Mike Jefford, le nom ne vous dit rien ? Rien de bien étonnant tant la discrétion de l’allemand fait partie intégrante de son identité artistique, du mythe qui entoure son moniker, Positive Centre. Avec seulement trois releases au compteur, Jefford réussit un tour de force impressionnant, celui d’apposer un style unique à ses productions, une empreinte reconnaissable entre mille. Une Techno lente, frontale, maculée d’écumes Drone en bref la parfaite incarnation de la réorientation stylistique Techno de ces 2 dernières années.
Fidèle à l’écurie dirigée par Sigha, Our Circula Sound, Jefford y sortira tout d’abord An Assembly, brillante décoction, EP Techno diablement ajusté pourtant passé quasiment inaperçu puis, 5 mois plus tard, Hiding Knives. Ce dernier finira par ailleurs de nous convaincre que Jefford a définitivement quelque chose à dire et que les envoutantes exhalaisons en présence n’ont rien d’un hasard. Suivant cette intuition devenue conviction, nous nous sommes donc tout naturellement intéressés à la sortie de son premier long format, In Silent Series.
Sorti en ce début de semaine, le LP ne laisse planer aucun doute, aussi infime soit-il. Si la Techno tient pour certains d’un engoncement paresseux et prévisible dans des carcans métriques rongés jusqu’à l’os, Jefford apportera à ceux-ci le parfait contre-exemple à leur théorie. Ainsi, son album se présente comme un furieux coup de latte dans l’amas fécal et fumant de digressions navrantes qu’alimentent depuis une dizaine d’années nombre de producteurs en manque d’inspiration sous couvert de produire de la Techno « mentale » – association par ailleurs pléonastique et dénuée de signification. L’abcès est percé, poursuivons.

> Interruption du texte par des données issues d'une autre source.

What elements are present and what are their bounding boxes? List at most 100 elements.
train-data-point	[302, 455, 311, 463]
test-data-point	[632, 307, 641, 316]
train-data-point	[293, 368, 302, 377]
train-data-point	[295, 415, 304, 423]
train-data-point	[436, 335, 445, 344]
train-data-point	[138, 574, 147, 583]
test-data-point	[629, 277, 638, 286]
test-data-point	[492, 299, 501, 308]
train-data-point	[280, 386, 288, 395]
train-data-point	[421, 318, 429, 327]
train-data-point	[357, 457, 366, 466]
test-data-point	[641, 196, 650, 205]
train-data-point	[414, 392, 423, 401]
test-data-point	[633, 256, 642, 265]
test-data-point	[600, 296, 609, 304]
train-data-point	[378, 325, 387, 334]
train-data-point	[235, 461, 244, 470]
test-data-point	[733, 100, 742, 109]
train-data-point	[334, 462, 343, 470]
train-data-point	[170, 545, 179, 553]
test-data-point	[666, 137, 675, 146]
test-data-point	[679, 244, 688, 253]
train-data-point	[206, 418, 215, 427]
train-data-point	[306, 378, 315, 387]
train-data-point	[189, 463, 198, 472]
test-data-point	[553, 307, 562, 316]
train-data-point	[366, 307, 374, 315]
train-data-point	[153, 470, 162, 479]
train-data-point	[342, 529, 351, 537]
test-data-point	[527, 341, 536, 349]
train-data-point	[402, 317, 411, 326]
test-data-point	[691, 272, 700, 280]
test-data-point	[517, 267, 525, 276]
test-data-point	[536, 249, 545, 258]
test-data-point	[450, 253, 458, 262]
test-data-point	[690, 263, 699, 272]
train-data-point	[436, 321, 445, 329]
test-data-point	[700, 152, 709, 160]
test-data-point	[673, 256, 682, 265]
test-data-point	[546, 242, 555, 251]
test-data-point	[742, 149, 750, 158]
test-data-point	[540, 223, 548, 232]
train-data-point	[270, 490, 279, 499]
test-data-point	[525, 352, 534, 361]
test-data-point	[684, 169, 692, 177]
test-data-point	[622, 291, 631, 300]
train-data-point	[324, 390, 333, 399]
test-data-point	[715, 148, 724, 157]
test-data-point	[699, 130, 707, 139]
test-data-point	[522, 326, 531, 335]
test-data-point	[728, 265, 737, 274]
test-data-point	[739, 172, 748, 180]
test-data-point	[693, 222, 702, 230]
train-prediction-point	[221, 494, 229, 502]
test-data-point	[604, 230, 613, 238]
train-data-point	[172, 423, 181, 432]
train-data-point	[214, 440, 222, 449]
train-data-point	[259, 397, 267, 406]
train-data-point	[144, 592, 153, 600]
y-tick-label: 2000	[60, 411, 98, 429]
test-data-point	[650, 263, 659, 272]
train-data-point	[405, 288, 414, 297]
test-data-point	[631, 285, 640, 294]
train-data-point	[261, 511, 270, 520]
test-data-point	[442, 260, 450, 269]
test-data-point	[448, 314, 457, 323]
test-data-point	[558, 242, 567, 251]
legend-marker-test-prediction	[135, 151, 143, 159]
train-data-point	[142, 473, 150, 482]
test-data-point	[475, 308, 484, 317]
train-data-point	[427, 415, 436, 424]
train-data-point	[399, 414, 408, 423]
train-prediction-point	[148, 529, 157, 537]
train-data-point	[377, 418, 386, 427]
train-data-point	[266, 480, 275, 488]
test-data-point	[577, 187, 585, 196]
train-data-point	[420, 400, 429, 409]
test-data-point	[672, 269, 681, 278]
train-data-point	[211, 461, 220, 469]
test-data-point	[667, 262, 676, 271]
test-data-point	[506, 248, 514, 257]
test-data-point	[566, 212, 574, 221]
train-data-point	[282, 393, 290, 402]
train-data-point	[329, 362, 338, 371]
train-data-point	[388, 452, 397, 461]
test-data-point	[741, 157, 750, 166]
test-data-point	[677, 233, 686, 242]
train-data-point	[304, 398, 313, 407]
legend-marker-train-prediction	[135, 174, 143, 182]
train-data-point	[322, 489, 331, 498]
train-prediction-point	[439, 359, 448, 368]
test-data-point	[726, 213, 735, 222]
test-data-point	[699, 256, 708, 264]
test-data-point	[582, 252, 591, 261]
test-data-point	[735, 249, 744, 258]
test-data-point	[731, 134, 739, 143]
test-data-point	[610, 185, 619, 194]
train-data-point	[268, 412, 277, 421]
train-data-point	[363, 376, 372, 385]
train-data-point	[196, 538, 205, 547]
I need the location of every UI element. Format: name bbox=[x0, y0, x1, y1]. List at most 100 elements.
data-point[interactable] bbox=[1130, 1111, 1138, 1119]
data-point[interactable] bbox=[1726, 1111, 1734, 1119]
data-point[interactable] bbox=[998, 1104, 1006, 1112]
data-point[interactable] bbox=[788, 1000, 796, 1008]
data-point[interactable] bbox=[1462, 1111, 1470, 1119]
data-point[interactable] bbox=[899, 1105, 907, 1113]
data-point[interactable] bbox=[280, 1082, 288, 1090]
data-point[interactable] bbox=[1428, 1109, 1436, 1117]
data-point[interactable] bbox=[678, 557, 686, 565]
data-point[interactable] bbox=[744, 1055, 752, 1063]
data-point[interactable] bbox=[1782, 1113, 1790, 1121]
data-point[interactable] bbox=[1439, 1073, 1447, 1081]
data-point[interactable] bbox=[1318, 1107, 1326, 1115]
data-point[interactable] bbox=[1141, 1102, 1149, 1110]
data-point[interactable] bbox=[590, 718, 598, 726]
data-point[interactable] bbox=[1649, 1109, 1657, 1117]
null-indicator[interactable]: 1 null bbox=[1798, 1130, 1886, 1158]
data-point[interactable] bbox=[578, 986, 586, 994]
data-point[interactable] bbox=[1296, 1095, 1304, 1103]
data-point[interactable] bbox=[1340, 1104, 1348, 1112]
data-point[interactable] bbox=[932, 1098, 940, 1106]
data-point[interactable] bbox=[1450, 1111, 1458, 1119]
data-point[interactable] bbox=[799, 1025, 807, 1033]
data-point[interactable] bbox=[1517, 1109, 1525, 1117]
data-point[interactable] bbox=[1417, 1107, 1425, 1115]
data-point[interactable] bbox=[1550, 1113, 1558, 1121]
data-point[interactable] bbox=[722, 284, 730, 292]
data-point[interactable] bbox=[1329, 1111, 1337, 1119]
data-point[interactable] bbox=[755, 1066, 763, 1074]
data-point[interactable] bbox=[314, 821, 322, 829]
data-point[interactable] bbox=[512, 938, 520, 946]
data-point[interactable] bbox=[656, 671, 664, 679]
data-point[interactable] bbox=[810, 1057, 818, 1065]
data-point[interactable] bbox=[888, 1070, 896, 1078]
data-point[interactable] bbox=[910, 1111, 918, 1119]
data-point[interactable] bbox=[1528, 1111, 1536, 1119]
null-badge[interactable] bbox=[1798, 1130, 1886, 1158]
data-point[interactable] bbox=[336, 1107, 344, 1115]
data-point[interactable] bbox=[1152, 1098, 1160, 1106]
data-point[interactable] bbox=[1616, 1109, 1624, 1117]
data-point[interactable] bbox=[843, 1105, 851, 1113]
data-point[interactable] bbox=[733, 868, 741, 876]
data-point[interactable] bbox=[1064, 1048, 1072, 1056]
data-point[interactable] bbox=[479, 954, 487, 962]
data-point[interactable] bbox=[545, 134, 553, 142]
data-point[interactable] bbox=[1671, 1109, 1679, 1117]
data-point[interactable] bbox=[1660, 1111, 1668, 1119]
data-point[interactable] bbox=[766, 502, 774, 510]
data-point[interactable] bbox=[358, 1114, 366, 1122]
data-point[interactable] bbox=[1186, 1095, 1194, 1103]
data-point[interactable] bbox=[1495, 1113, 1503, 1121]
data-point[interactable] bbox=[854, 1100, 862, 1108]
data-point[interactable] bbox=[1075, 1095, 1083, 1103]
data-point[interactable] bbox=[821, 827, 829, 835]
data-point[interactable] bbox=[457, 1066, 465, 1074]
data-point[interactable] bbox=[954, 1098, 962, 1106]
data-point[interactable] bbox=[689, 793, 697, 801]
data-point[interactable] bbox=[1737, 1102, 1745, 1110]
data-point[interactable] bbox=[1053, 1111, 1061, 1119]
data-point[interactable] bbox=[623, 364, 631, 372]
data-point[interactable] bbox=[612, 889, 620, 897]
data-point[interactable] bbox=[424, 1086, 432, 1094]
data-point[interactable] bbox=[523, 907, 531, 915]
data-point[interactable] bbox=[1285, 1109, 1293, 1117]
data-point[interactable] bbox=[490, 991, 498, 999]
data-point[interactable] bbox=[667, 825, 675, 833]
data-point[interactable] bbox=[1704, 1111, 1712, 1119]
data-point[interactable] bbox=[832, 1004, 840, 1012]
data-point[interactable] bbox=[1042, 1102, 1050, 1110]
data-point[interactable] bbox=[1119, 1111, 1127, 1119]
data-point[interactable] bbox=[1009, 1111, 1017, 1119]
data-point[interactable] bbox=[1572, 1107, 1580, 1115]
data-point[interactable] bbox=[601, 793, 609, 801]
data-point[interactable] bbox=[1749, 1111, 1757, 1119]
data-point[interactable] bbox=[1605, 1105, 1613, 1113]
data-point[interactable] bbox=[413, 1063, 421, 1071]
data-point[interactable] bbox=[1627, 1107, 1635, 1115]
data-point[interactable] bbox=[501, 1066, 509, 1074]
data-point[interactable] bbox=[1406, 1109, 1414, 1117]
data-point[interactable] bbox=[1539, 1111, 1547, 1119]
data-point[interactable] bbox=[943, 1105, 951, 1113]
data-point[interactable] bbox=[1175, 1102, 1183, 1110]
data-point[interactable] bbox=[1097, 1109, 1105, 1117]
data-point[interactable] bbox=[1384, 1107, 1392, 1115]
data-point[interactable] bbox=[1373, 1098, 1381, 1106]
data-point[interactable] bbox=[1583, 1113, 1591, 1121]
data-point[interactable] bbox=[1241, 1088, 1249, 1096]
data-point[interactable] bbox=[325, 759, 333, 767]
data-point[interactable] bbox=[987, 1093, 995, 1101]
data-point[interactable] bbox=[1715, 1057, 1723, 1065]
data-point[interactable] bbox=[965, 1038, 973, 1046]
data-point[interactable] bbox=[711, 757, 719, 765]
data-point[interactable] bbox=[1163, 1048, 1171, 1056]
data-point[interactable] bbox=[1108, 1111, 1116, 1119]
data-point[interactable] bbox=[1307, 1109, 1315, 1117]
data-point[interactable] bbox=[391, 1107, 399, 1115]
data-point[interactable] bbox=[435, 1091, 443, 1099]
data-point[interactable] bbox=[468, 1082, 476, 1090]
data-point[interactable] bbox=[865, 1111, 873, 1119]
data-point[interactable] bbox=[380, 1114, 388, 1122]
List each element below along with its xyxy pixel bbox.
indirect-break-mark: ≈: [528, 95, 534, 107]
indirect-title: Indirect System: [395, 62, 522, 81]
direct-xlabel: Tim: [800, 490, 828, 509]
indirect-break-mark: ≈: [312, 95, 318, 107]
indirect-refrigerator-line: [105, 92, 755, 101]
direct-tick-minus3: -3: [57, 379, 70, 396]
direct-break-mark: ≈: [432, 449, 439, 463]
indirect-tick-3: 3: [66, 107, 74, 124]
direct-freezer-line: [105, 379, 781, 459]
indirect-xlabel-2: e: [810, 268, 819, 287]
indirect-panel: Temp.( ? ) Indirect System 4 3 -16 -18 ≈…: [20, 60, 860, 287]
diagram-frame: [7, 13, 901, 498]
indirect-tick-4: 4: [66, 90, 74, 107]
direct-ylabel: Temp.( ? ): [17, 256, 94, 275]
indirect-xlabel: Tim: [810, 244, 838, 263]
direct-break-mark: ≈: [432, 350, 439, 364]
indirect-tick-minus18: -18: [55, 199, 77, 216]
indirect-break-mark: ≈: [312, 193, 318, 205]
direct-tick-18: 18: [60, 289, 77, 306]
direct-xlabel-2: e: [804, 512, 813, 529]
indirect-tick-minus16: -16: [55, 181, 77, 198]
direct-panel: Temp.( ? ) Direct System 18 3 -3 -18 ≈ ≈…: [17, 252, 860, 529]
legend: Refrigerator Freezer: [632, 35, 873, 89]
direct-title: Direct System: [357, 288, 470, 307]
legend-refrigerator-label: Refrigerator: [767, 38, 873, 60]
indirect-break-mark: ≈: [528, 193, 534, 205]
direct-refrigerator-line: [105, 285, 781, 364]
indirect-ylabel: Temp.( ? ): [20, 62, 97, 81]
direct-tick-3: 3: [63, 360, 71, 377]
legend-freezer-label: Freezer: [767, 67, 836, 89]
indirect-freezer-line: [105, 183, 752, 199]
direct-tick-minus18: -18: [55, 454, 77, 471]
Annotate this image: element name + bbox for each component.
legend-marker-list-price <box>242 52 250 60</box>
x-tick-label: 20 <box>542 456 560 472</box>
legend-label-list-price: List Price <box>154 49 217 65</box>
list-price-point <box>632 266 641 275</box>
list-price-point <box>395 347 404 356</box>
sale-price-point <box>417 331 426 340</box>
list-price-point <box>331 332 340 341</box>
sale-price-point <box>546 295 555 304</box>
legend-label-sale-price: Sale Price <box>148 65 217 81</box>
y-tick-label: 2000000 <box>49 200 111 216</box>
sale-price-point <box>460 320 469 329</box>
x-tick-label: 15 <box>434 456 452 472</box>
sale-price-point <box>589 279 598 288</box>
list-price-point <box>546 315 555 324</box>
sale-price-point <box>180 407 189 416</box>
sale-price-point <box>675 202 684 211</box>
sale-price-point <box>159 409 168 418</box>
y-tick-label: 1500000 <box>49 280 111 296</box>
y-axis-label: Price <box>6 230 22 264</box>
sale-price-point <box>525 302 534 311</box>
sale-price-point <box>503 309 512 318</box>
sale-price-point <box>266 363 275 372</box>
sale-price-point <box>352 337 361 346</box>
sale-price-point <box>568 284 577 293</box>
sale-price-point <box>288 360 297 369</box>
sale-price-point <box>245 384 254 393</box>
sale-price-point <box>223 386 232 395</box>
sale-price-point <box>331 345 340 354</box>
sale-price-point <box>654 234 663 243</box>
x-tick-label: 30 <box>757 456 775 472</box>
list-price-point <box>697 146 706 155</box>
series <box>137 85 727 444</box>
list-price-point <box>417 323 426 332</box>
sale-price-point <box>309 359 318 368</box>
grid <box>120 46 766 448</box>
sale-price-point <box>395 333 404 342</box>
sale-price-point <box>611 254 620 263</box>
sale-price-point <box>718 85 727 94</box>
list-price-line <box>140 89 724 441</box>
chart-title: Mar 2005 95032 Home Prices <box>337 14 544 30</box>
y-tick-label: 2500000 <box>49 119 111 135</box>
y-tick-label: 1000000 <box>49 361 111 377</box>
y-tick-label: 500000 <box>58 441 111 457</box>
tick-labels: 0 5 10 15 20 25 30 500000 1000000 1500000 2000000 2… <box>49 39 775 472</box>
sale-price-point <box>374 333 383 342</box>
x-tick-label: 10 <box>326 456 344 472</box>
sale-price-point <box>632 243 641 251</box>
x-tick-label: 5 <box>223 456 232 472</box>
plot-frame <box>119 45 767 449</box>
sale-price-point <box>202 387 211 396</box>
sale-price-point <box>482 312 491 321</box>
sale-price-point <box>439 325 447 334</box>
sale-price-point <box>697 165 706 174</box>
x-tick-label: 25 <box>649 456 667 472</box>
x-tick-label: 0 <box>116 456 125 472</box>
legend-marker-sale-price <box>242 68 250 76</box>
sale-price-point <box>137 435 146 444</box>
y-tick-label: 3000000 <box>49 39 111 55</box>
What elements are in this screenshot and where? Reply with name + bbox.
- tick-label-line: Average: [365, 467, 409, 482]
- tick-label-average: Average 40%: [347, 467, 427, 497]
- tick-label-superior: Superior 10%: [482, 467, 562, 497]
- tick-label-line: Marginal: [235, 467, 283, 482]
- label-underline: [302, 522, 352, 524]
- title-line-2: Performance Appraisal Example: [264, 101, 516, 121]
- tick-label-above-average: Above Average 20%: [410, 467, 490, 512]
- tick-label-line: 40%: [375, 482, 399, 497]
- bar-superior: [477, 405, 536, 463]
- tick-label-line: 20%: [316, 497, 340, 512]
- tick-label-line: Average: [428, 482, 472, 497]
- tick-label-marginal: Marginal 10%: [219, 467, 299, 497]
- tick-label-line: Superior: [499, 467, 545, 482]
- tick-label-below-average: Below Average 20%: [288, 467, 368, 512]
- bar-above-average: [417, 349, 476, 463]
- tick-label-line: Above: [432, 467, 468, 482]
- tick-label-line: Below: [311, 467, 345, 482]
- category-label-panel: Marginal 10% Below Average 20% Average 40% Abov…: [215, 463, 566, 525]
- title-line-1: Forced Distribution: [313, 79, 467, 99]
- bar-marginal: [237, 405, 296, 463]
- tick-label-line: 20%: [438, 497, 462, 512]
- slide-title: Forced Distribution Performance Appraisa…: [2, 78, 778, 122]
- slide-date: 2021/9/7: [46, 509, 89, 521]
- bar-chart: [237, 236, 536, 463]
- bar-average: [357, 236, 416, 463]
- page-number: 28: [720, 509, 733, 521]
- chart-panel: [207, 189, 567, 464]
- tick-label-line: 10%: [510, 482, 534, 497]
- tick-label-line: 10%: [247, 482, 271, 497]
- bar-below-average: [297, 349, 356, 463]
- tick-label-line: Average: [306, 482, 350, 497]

L’allemand construit ici une sortie patiente et inspirée, antre de monstruosités d’une ampleur remarquable. Dès l’introduction, No Need For Narration, Drone mortuaire nourri de fumerolles épaisses, Jefford pose les bases de l’expérience à venir, une errance à tombeau ouvert sur les remparts de la nuit, toujours à deux pas du ravin. Nous piétinons les ronces ardentes d’un sentier dérobé pour brusquement déboucher sur une clairière esseulée au milieu de laquelle siège une structure métallique d’où s’échappent des pleurs rampants, en ruisseaux tortueux – cf. Ashes In Exhalation. Les cierges dansent, les corps se consument en communion dans un déluge de reverb, de cuivres et cliquetis hallucinés – cf. Handed By Symmetry, monstre Drone Techno, chef d’œuvre d’effroi et de ponctuation rythmique fugace.
Nous tentons de nous mêler à l’épais halo de silhouettes, sans succès, le moindre de nos pas les disperse dans un souffle vrombissant. Le brasier de la solitude au creux des paumes, nous frappons le bois et le métal environnant, essayant tant bien que mal d’y faire résonner notre présence. Rien n’y fait, nous sommes seuls. Nous sommes ce snare boisé, nous sommes ce hat aquilin, seuls, à la merci de l’ombre et des cèdres mouvants – cf. Become The Surface, stomper 4×4 décharné où minimalisme savant et bassline gargantuesque se toisent et s’apprivoisent dans la fureur la plus complète. A bout de force, nous cessons de nous débattre. Nous nous fondons alors aux conciliabules des cèdres avoisinants, à leur ballet ondulatoire, seuls, blottis dans le bleu de l’écorce paternelle – cf. Old Father Sun Strider, Ambient Techno éblouissante de maîtrise et de retenue.
Jefford le taciturne signe avec In Silent Series son premier long format, un long format criant de talent et d’inspiration, creuset de plaisirs et atrocités entremêlés. Une œuvre brise-mâchoire intense et incarnée, jalon du cheminement vers une esthétique nouvelle, vers une Techno réinventée, réappropriée, plus lente, plus viscérale, plus pudique aussi. Un LP mordant et addictif qui ne devrait pas avoir de mal à se hisser dans nos tops 2014.